Since our simple database only handles basic schemas for now, we can assume that the entire schema fits in the first page of our database file. In order to list the tables in the database, we'll need to:

initialize the pager with the database file
create a Scanner for the first page
iterate over the records, and print the value of the name field (at index 1) for each record.

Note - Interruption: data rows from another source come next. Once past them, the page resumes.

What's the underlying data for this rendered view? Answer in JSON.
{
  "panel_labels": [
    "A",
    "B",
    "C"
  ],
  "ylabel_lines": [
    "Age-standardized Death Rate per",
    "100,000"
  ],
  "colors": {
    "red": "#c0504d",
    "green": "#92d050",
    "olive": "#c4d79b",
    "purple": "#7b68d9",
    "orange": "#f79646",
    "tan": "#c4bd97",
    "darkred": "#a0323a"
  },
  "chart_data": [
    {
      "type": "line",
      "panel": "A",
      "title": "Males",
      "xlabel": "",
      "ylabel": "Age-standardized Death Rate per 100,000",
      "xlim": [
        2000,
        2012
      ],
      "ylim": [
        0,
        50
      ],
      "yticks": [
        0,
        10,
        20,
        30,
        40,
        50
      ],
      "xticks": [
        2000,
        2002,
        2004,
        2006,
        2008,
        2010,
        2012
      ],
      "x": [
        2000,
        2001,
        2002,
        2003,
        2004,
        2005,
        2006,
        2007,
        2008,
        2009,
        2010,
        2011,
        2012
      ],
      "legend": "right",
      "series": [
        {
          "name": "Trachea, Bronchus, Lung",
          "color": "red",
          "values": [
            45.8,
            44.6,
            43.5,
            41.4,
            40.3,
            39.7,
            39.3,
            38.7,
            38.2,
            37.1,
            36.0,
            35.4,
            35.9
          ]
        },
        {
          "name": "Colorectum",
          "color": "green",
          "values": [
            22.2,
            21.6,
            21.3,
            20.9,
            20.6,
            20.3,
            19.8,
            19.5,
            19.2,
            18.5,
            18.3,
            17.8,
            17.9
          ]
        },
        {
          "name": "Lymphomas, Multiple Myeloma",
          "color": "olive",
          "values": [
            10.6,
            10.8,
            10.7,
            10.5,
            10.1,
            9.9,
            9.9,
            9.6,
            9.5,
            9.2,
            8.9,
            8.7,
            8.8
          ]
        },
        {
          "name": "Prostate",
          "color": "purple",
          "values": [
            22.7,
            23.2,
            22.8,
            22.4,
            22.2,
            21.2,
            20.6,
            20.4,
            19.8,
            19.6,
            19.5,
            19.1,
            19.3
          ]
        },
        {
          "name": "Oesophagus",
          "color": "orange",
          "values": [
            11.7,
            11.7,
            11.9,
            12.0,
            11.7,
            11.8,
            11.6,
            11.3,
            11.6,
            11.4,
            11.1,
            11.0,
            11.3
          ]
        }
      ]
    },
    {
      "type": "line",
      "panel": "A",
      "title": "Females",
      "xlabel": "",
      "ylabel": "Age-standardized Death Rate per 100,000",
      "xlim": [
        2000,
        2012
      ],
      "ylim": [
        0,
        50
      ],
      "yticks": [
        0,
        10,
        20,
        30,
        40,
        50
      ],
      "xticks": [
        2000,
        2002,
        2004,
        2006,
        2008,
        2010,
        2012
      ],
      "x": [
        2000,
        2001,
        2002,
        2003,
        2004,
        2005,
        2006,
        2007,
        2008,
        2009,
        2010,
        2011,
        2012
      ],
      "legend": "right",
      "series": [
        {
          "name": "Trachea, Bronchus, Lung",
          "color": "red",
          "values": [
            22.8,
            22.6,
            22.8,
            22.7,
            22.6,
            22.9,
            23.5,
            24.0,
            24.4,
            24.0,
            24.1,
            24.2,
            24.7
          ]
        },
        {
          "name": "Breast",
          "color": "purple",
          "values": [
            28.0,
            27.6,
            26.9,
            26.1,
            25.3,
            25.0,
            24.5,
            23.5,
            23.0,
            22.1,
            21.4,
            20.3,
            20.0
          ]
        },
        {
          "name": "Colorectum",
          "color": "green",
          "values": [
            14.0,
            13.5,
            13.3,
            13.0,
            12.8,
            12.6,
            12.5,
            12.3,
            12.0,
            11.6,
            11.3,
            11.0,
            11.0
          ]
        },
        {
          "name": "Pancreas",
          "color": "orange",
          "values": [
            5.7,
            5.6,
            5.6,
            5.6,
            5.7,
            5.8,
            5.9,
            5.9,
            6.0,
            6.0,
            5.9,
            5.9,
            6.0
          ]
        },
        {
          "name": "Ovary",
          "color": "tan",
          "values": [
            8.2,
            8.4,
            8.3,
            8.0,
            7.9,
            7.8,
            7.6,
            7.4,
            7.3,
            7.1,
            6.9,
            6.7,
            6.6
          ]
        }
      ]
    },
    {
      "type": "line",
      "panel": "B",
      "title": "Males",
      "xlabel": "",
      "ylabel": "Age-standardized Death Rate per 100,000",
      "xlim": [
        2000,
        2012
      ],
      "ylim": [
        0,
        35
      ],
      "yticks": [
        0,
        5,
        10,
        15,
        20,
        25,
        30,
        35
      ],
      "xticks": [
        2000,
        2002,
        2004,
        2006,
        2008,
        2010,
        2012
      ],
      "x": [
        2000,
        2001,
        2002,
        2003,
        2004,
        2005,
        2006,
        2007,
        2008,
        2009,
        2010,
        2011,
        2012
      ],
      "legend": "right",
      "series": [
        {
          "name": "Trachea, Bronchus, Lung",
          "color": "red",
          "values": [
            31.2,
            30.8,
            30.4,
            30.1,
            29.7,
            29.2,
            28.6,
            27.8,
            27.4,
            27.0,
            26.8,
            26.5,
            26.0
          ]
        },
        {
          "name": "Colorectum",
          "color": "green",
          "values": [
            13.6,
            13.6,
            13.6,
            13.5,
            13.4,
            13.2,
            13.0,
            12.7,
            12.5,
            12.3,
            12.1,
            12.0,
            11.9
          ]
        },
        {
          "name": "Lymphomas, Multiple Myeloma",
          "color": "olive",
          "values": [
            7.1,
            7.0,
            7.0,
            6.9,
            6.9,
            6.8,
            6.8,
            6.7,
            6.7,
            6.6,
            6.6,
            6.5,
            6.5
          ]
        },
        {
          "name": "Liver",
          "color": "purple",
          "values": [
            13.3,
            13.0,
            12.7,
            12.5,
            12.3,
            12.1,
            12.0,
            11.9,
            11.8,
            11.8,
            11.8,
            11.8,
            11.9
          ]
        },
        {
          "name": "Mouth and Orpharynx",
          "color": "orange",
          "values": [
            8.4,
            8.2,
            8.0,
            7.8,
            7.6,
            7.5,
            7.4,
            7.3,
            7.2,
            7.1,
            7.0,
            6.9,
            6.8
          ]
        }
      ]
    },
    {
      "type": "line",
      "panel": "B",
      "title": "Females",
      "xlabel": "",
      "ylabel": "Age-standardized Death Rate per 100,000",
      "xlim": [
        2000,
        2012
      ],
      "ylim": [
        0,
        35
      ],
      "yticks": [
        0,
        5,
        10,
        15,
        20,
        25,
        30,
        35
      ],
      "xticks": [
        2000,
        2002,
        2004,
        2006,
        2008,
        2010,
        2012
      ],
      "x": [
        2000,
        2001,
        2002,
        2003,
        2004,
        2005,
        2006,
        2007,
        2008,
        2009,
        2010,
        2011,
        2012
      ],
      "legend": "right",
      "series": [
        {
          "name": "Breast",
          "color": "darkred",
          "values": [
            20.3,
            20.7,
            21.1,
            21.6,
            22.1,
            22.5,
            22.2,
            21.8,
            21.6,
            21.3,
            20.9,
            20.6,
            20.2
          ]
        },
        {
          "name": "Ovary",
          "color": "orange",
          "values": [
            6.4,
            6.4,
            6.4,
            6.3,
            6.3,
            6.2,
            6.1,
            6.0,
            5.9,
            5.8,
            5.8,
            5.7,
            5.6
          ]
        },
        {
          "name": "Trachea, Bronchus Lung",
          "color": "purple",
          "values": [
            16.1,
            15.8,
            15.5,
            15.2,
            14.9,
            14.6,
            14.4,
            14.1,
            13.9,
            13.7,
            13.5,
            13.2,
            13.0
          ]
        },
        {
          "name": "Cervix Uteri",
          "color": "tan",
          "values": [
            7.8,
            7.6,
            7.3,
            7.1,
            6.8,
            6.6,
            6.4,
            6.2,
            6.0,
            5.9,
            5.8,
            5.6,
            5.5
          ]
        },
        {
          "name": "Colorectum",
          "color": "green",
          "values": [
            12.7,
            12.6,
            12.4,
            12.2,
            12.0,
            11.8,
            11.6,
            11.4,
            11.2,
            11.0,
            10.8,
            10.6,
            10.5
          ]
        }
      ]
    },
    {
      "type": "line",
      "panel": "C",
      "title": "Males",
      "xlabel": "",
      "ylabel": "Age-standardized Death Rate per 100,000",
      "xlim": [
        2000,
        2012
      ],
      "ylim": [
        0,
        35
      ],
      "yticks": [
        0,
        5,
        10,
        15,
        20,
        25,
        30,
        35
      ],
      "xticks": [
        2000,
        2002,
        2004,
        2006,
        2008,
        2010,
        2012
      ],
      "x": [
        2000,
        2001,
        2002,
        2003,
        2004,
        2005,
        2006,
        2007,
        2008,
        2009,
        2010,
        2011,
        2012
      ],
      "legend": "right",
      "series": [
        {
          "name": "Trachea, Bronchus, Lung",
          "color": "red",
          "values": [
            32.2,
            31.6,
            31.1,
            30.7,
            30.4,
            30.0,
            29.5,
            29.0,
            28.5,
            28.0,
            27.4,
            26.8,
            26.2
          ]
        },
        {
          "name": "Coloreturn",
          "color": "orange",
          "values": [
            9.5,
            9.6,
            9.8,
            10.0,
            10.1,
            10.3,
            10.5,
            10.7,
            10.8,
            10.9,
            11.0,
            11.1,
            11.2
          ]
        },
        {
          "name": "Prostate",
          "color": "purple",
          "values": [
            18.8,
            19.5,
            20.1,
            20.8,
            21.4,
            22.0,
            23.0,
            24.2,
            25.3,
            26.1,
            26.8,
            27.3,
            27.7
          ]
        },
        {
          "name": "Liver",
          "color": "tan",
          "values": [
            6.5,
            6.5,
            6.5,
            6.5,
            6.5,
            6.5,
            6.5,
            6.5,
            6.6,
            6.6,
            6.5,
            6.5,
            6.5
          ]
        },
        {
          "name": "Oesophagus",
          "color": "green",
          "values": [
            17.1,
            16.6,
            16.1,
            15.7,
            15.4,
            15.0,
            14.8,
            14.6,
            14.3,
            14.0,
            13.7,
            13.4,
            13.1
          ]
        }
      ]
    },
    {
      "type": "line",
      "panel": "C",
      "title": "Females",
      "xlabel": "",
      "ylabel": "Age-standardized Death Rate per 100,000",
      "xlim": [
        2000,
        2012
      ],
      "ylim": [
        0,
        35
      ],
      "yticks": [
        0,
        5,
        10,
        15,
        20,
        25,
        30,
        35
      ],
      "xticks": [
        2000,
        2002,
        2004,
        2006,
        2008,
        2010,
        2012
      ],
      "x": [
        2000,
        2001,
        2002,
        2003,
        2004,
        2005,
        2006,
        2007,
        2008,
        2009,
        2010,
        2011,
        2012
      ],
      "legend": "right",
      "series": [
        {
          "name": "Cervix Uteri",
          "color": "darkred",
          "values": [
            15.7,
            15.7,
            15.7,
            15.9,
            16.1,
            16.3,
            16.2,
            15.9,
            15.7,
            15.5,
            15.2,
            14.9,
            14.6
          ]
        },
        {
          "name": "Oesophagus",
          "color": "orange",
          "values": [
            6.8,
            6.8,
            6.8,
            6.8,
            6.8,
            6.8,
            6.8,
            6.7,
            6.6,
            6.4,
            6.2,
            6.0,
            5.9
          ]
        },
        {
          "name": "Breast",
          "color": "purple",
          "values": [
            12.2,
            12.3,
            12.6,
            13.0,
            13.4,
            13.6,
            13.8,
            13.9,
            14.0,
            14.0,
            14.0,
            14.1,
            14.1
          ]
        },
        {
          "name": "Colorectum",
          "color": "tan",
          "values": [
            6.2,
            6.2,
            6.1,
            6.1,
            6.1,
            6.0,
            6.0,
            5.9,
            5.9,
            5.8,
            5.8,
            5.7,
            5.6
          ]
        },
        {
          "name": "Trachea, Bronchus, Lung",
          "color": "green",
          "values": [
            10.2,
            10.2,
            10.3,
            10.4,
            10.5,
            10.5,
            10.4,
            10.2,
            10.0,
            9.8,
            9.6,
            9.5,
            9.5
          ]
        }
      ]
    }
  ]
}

First, we'll define a Db struct to hold our global state:

// src/db.rs
use std::{io::Read, path::Path};

use anyhow::Context;

use crate::{cursor::Scanner, page::DbHeader, pager, pager::Pager};

pub struct Db {
    pub header: DbHeader,
    pager: Pager,
}

impl Db {
    pub fn from_file(filename: impl AsRef<Path>) -> anyhow::Result<Db> {
        let mut file = std::fs::File::open(filename.as_ref()).context("open db file")?;

        let mut header_buffer = [0; pager::HEADER_SIZE];
        file.read_exact(&mut header_buffer)
            .context("read db header")?;

        let header = pager::parse_header(&header_buffer).context("parse db header")?;

        let pager = Pager::new(file, header.page_size as usize);

        Ok(Db { header, pager })
    }

    pub fn scanner(&mut self, page: usize) -> Scanner {
        Scanner::new(&mut self.pager, page)
    }
}

The implementation of a basic REPL supporting the tables and tables commands is straightforward:

use std::io::{stdin, BufRead, Write};

use anyhow::Context;

mod cursor;
mod db;
mod page;
mod pager;
mod value;

fn main() -> anyhow::Result<()> {
    let database = db::Db::from_file(std::env::args().nth(1).context("missing db file")?)?;
    cli(database)
}

fn cli(mut db: db::Db) -> anyhow::Result<()> {
    print_flushed("rqlite> ")?;

    let mut line_buffer = String::new();

    while stdin().lock().read_line(&mut line_buffer).is_ok() {
        match line_buffer.trim() {
            ".exit" => break,
            ".tables" => display_tables(&mut db)?,
            _ => {
                println!("Unrecognized command '{}'", line_buffer.trim());
            }
        }

        print_flushed("\nrqlite> ")?;

        line_buffer.clear();
    }

    Ok(())
}

fn display_tables(db: &mut db::Db) -> anyhow::Result<()> {
    let mut scanner = db.scanner(1);

    while let Some(Ok(mut record)) = scanner.next_record() {
        let type_value = record
            .field(0)
            .context("missing type field")
            .context("invalid type field")?;

        if type_value.as_str() == Some("table") {
            let name_value = record
                .field(1)
                .context("missing name field")
                .context("invalid name field")?;

            print!("{} ", name_value.as_str().unwrap());
        }
    }

    Ok(())
}

fn print_flushed(s: &str) -> anyhow::Result<()> {
    print!("{}", s);
    std::io::stdout().flush().context("flush stdout")
}

Conclusion

The first part of our SQLite-compatible database is now complete. We can read the database header, parse table btree-leaf pages and decode records, but we still have a long way to go before we can support rich queries. In the next part, we'll learn how to parse the SQL language and make our first strides towards implementing the SELECT statement!